Vaginal microbiome transplant

Although the vaginal microbiota is much less rich and diverse than the microbiota of other body compartments, especially the gut, it nevertheless remains possible that most effective colonisation strategy would be achieved by biotherapeutic treatment using a community of organisms, rather than a single pure organism. The use of faecal microbiota transplantation has been successful in treating recurrent Clostridium difficile infection and this has led to subsequent interest in the use of transplanted human material to alter the vaginal microbial composition [93]. The first exploratory study that used vaginal microbiome transplantation (VMT) targeted five patients with recurrent and antibiotic non-responsive BV. In this pilot study, four of the five patients had long-term remission, which was defined as symptom improvement and microscopic vaginal fluid appearance of a Lactobacillus-dominated vaginal microbiome at 5–21 months after VMT. Recurrent VMT was needed in three patients but overall long lasting improvements were seen with a post-VMT compositional change dominated in Lactobacillus genus. These preliminary results call for randomised control trials to help understand the therapeutic efficacy in women with intractable BV. Given the small sample size the potential risks of this procedure cannot be discounted even though no adverse effects were reported [94].

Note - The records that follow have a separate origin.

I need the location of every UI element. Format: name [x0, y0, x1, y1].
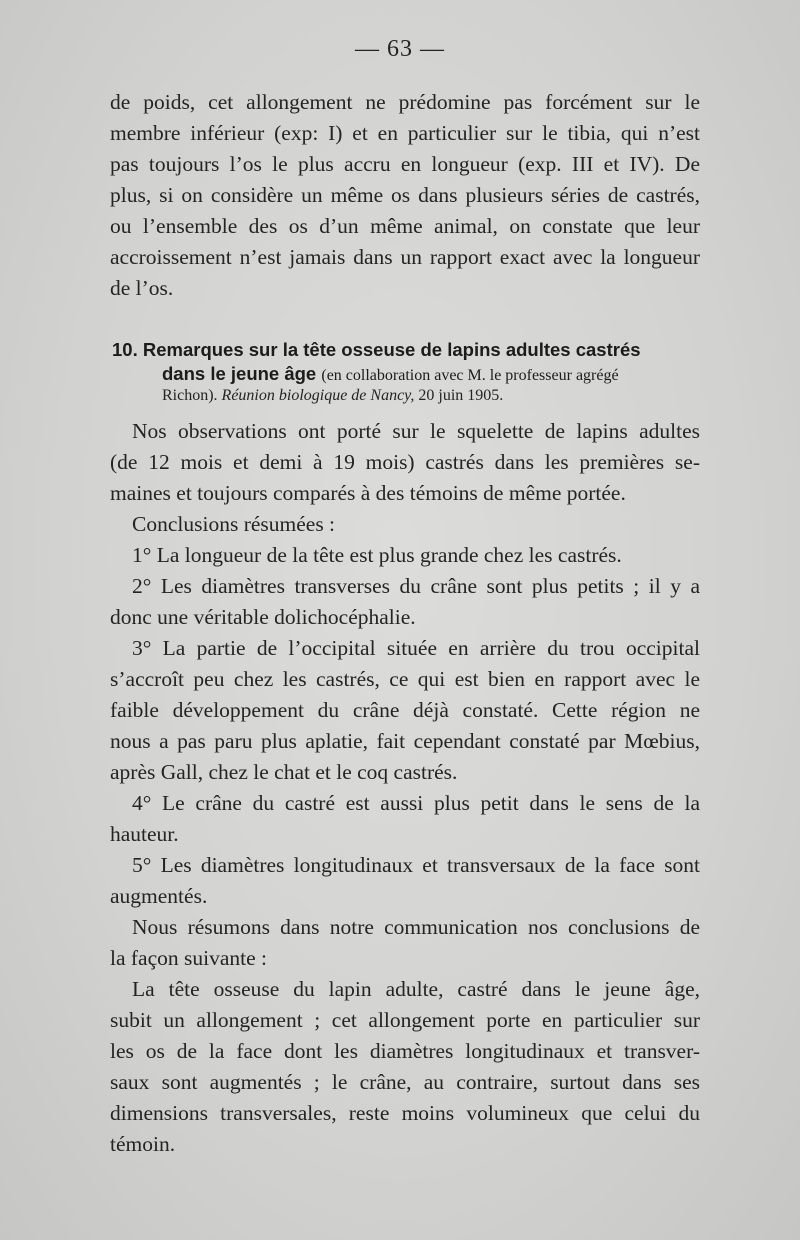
- page-number: — 63 —: [355, 36, 445, 62]
- text-line: plus, si on considère un même os dans plusieurs séries de castrés,: [110, 183, 700, 207]
- text-line: maines et toujours comparés à des témoins de même portée.: [110, 481, 626, 505]
- text-line: après Gall, chez le chat et le coq castrés.: [110, 760, 458, 784]
- text-line: nous a pas paru plus aplatie, fait cependant constaté par Mœbius,: [110, 729, 700, 753]
- summary-line: les os de la face dont les diamètres longitudinaux et transver-: [110, 1039, 700, 1063]
- section-title-line2: dans le jeune âge: [162, 363, 317, 384]
- summary-line: subit un allongement ; cet allongement porte en particulier sur: [110, 1008, 700, 1032]
- text-line: de l’os.: [110, 276, 174, 300]
- conclusion-1: 1° La longueur de la tête est plus grande chez les castrés.: [132, 543, 622, 567]
- text-line: augmentés.: [110, 884, 208, 908]
- section-title-line1: Remarques sur la tête osseuse de lapins adultes castrés: [142, 339, 641, 360]
- summary-line: témoin.: [110, 1132, 176, 1156]
- text-line: pas toujours l’os le plus accru en longueur (exp. III et IV). De: [110, 152, 700, 176]
- text-line: hauteur.: [110, 822, 179, 846]
- text-line: Conclusions résumées :: [132, 512, 336, 536]
- section-journal: Réunion biologique de Nancy,: [221, 387, 415, 404]
- text-line: de poids, cet allongement ne prédomine pas forcément sur le: [110, 90, 700, 114]
- section-number: 10.: [112, 339, 138, 360]
- conclusion-3: 3° La partie de l’occipital située en arrière du trou occipital: [132, 636, 700, 660]
- text-line: membre inférieur (exp: I) et en particulier sur le tibia, qui n’est: [110, 121, 700, 145]
- summary-line: La tête osseuse du lapin adulte, castré dans le jeune âge,: [132, 977, 700, 1001]
- conclusion-4: 4° Le crâne du castré est aussi plus petit dans le sens de la: [132, 791, 700, 815]
- summary-line: dimensions transversales, reste moins volumineux que celui du: [110, 1101, 700, 1125]
- text-line: (de 12 mois et demi à 19 mois) castrés dans les premières se-: [110, 450, 700, 474]
- text-line: Nous résumons dans notre communication nos conclusions de: [132, 915, 700, 939]
- text-line: faible développement du crâne déjà constaté. Cette région ne: [110, 698, 700, 722]
- section-date: 20 juin 1905.: [418, 387, 504, 404]
- text-line: ou l’ensemble des os d’un même animal, on constate que leur: [110, 214, 700, 238]
- text-line: Nos observations ont porté sur le squelette de lapins adultes: [132, 419, 700, 443]
- summary-line: saux sont augmentés ; le crâne, au contraire, surtout dans ses: [110, 1070, 700, 1094]
- text-line: accroissement n’est jamais dans un rapport exact avec la longueur: [110, 245, 700, 269]
- text-line: la façon suivante :: [110, 946, 268, 970]
- section-author: Richon).: [162, 387, 218, 404]
- section-collaboration: (en collaboration avec M. le professeur agrégé: [321, 367, 619, 384]
- text-line: s’accroît peu chez les castrés, ce qui est bien en rapport avec le: [110, 667, 700, 691]
- text-line: donc une véritable dolichocéphalie.: [110, 605, 416, 629]
- conclusion-5: 5° Les diamètres longitudinaux et transversaux de la face sont: [132, 853, 700, 877]
- conclusion-2: 2° Les diamètres transverses du crâne sont plus petits ; il y a: [132, 574, 700, 598]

As mentioned above, the mode of delivery is also thought to have an impact on the microbial composition in newborns and associations have been reported between caesarean section deliveries and an increased risk of obesity and asthma [95,96]. Although a causal link and mechanism has not been identified, reports suggest the altered microbial composition may impact development of the host immune system and metabolism [97]. A recent pilot study explored exposing newborns to maternal vaginal contents following a caesarean section and found the neonatal gut, oral and skin microbiome was enriched with vaginal bacteria similar to those infants born vaginally. Such organisms were often underrepresented in unexposed caesarean section infants. Nonetheless the sample size was limited, and sampling was only within the first month after birth [98]. Therefore, it is unclear whether such vaginal communities continue to persist in the infant or have any influence on future disease outcomes. Given the complex nature of labour and the lack of understanding between the host–microbe interactions and neonatal immune system, further research is required to evaluate the full potential of this process.

Conclusion

There is a great deal of evidence that demonstrates the reproductive tract microbiota can influence pregnancy outcome. Nonetheless, a great deal needs to be uncovered with regard to the mechanisms that trigger adverse events and the relationship between microbial composition and the immune system. A recurring theme that populates the current literature is that L. crispatus is beneficial to the host and possess key properties that create a stable environment. This paves the way for therapeutic intervention that modifies the microbiome and provides exciting new developments for translational research.